ÜRÜNLERDE SÜRDÜRÜLEBİLİRLİK
Bu dönüşümün ikinci stratejik ekseni ise sürdürülebilirlik. Katılımcıların %65’i, sağlık sektöründe sürdürülebilirliğin öncelik olması gerektiği görüşünde. Ürün tercihlerinde sürdürülebilir firma lehine davranan kitle %53. Bu oran, sağlık teknolojisi yatırımlarının sürdürülebilir üretim, çevre dostu malzeme seçimi, geri dönüştürülebilir bileşenler ve karbon ayak izi azaltımını artık bir ESG detayı değil doğrudan “ticari zorunluluk” olarak okuması anlamına geliyor.
VERİ ODAKLI SAĞLIK
İnsanların artık sağlığı yalnızca hastalıkla ilişkilendirmediklerini; sağlıklı kalmayı ve iyi olma halini yaşamlarının merkezine koyduklarını söyleyen Genel Cerrahi Uzmanı Prof. Dr. Murat Aksoy, “Bu noktada dijital sağlık teknolojileri ve yapay zekâ, hekimlerin kısa sürede doğru teşhise ulaşmasını sağlıyor, onlara hastalarına daha fazla zaman ayırma imkânı veriyor. Teknoloji, sağlık hizmetlerini daha verimli, erişilebilir ve insana dokunan bir yapıya dönüştürerek sürdürülebilir bir sağlık anlayışının temelini oluşturuyor” diyor.

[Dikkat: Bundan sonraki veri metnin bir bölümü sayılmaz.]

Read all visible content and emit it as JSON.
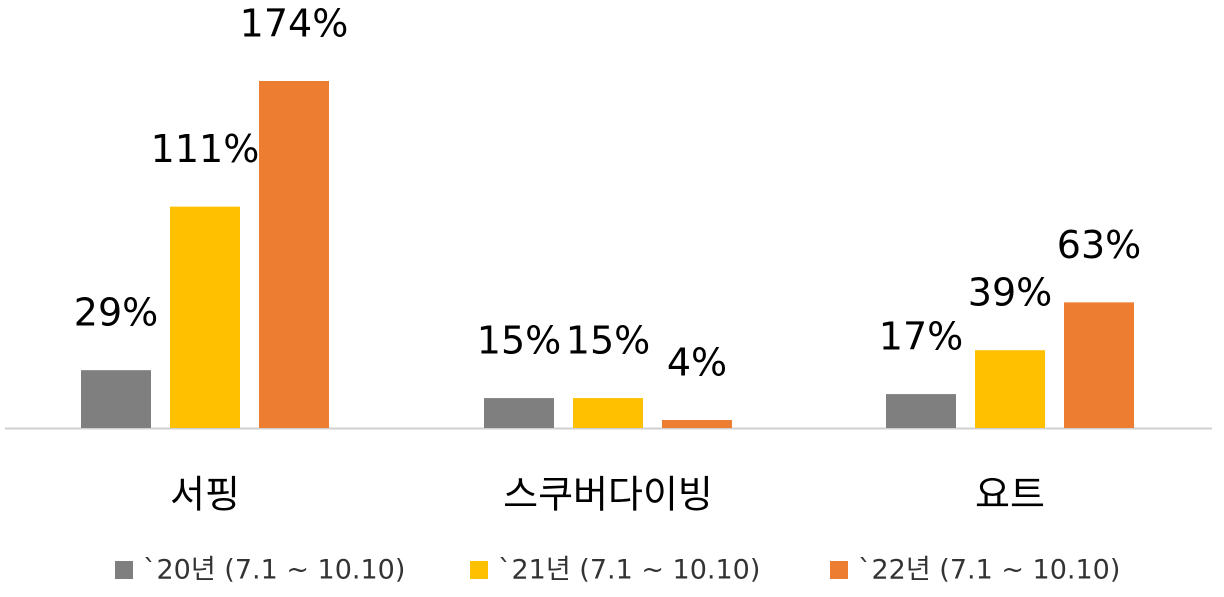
{
  "chart_data": {
    "type": "bar",
    "categories": [
      "서핑",
      "스쿠버다이빙",
      "요트"
    ],
    "series": [
      {
        "name": "`20년 (7.1 ~ 10.10)",
        "color": "#7f7f7f",
        "values": [
          29,
          15,
          17
        ],
        "value_labels": [
          "29%",
          "15%",
          "17%"
        ]
      },
      {
        "name": "`21년 (7.1 ~ 10.10)",
        "color": "#ffc000",
        "values": [
          111,
          15,
          39
        ],
        "value_labels": [
          "111%",
          "15%",
          "39%"
        ]
      },
      {
        "name": "`22년 (7.1 ~ 10.10)",
        "color": "#ed7d31",
        "values": [
          174,
          4,
          63
        ],
        "value_labels": [
          "174%",
          "4%",
          "63%"
        ]
      }
    ]
  }
}
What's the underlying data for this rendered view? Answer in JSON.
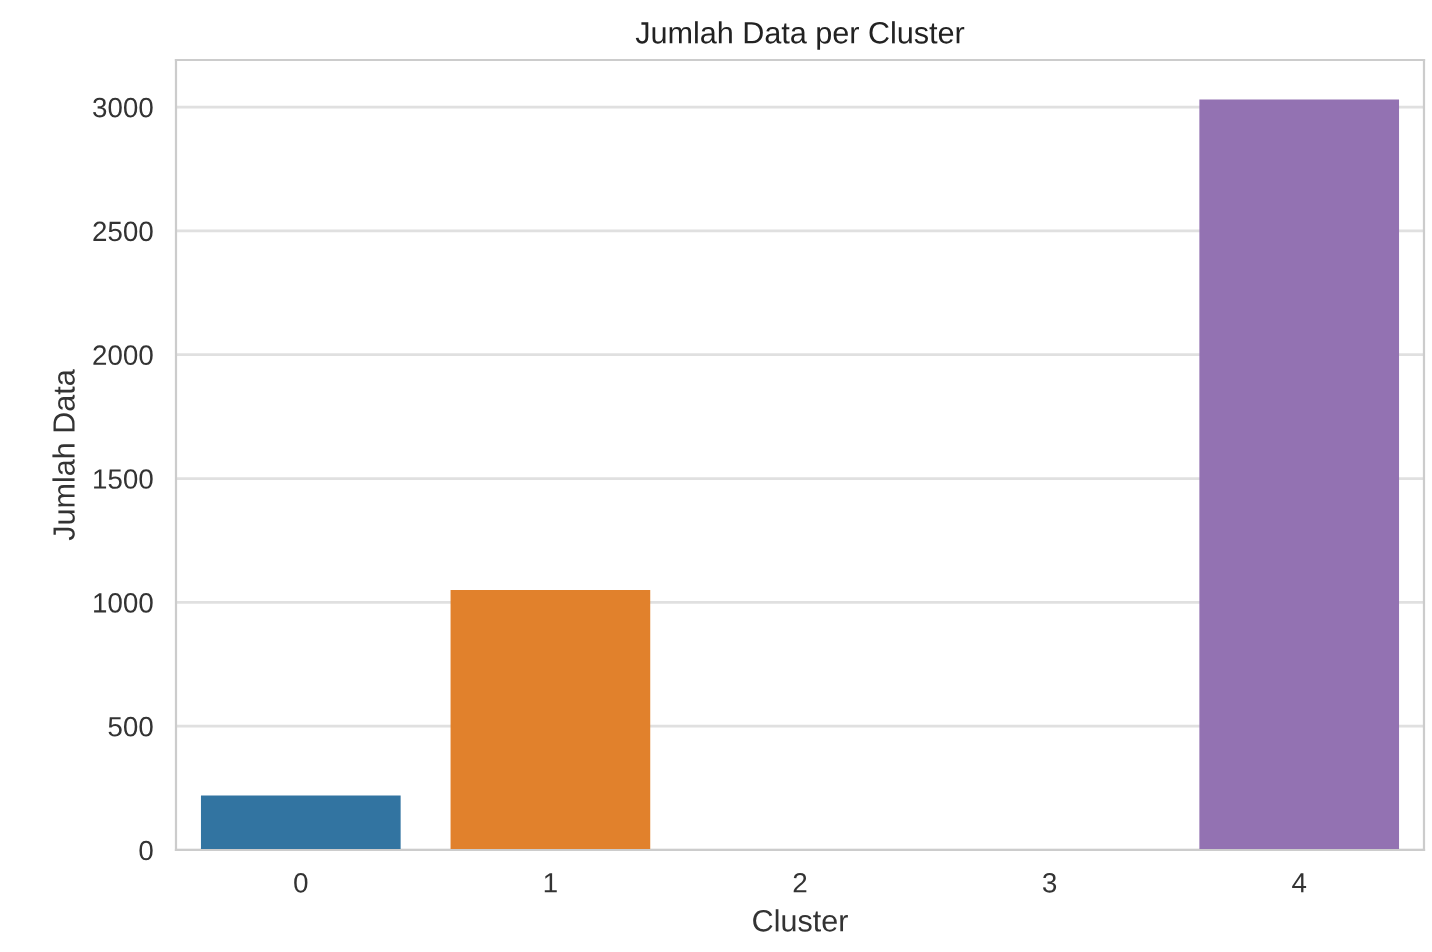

Etkinliğin moderasyonunu üstlenen ve “Yapay Zekâ ile Sağlıklı Gelecek” başlıklı bir sunum gerçekleştiren Teknolojide Kadın Derneği Kurucu Yönetim Kurulu Başkanı Zehra Öney ise, şöyle devam ediyor: “Sağlık artık yalnızca bireyin değil; toplumun ve gezegenin geleceğiyle bağlantılı bir kavram. Güçlü sağlık sistemlerinin temelinde teknoloji yer alıyor. Veri ve yapay zekâ, proaktif sağlık dönemini başlatarak insanların hastalanmadan sağlıklı kalmasını ve yaşam süresini kaliteli biçimde uzatmasını sağlayacak. Bu, veri odaklı sağlık devriminin habercisi.”